SCOTUS to hear church discrimination case

Posted at 9:21 AM, May 11, 2020 and last updated 6:57 PM, May 18, 2023

By Court TV Staff

The Supreme Court of the United States will be the deciding factor in a case involving a church’s alleged discrimination against a former teacher.

 

Agnes Morrissey-Berru taught fifth and sixth-grade at California catholic private school for sixteen years until 2015. When her contract wasn’t renewed by Our Lady of Guadalupe, she sued the institution for age discrimination. A federal court tossed her claim, finding a decision previously made by SCOTUS rendered her case nil.

That was the case of Hosanna-Tabor Evangelical Lutheran Church and School v. Equal Employment Opportunity Commission, where the Justices unanimously agreed that federal discrimination laws do not apply to religious institutions’ selection of religious leaders and employees who perform a ministerial function.

The exception makes religious institutions immune to employment discrimination lawsuits.

Constitutional lawyer Tom Dupree says, “It preserves the separation of church and state…If you have a situation where a court is basically inserting itself into the internal decision-making processes of a church or a religious group, and deciding who can be a minister who could be a priest who could be a teacher of religion, that really presents a problem under our Constitution.”

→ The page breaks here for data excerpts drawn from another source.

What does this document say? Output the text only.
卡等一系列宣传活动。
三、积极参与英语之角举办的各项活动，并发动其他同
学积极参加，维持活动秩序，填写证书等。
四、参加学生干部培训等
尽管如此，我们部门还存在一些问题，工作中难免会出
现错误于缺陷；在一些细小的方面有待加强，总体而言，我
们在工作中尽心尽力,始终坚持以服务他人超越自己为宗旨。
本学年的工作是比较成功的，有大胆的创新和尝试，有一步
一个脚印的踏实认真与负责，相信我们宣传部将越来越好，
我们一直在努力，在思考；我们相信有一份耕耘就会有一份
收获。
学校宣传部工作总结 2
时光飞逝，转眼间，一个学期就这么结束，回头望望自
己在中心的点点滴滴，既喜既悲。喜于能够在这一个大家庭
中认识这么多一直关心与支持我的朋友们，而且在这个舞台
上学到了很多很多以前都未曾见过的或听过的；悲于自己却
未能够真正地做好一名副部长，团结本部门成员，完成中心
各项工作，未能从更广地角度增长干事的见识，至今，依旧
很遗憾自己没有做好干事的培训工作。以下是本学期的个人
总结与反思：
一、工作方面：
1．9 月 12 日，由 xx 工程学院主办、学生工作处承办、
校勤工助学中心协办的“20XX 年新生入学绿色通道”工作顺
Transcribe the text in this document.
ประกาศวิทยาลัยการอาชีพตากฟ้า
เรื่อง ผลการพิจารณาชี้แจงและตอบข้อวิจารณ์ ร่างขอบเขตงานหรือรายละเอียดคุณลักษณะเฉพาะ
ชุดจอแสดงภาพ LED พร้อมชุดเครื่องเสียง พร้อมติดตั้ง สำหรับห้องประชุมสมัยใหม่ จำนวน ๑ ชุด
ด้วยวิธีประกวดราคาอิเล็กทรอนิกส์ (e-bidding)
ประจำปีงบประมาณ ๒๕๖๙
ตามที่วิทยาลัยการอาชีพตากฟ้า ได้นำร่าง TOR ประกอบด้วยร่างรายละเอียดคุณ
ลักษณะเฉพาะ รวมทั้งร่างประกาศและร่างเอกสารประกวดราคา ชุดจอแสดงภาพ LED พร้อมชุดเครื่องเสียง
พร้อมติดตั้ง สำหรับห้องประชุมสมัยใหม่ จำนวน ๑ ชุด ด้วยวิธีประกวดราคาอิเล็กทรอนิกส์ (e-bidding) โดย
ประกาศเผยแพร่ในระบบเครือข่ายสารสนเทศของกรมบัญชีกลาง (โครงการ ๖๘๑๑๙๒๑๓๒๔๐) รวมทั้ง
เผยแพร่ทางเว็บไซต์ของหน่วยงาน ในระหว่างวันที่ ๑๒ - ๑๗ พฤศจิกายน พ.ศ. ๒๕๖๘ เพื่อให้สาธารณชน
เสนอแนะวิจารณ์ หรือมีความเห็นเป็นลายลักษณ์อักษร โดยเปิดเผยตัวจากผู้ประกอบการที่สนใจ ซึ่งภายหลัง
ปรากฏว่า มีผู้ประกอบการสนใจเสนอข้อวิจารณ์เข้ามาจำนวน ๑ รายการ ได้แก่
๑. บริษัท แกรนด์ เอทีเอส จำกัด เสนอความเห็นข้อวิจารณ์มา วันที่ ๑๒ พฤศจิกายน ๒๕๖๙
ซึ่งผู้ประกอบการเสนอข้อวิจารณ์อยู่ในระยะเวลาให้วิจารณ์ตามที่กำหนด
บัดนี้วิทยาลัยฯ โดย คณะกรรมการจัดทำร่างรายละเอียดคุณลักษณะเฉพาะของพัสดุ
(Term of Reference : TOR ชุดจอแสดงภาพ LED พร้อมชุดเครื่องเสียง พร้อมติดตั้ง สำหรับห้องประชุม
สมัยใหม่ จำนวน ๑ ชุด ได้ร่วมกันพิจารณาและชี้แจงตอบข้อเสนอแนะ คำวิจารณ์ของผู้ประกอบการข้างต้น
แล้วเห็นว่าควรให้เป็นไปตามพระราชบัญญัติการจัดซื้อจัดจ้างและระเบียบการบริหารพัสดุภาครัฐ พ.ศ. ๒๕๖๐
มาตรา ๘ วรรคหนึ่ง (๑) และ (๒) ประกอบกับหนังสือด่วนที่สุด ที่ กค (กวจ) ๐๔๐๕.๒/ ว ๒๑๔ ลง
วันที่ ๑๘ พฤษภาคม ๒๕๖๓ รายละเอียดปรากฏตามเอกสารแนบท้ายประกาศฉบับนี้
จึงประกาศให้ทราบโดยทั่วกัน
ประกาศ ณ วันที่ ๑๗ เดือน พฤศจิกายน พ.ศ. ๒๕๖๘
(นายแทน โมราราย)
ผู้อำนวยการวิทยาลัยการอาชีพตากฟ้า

How and when the “ministerial exception” for schools applies has been a point of contention among lower courts and when Morissey-Berru appealed her case to the 9th Circuit, the judges sided with her. They said even though she taught religious subjects, her duties were not ministerial in nature and therefore the Guadalupe School would not be exempt from her discrimination lawsuit. SCOTUS agreed to hear the matter, consolidating it with a similar case called St. James School v. Biel.

In that case, a teacher “sued under the Americans With Disabilities Act because she had breast cancer and required chemotherapy,” according to Penn State Law Professor Michael Foreman. When the teacher was terminated, “she argued it was because of her disability,” says Foreman.

Now, both cases seek clarity in defining what type of employees fall under the ministerial exception and the Court’s decision will have far-reaching implications.

Dupree says, “The case on one hand could be viewed as an ordinary employment discrimination case. But on the other hand, it really implicates some of the most profound questions about what our First Amendment under the Constitution protects.”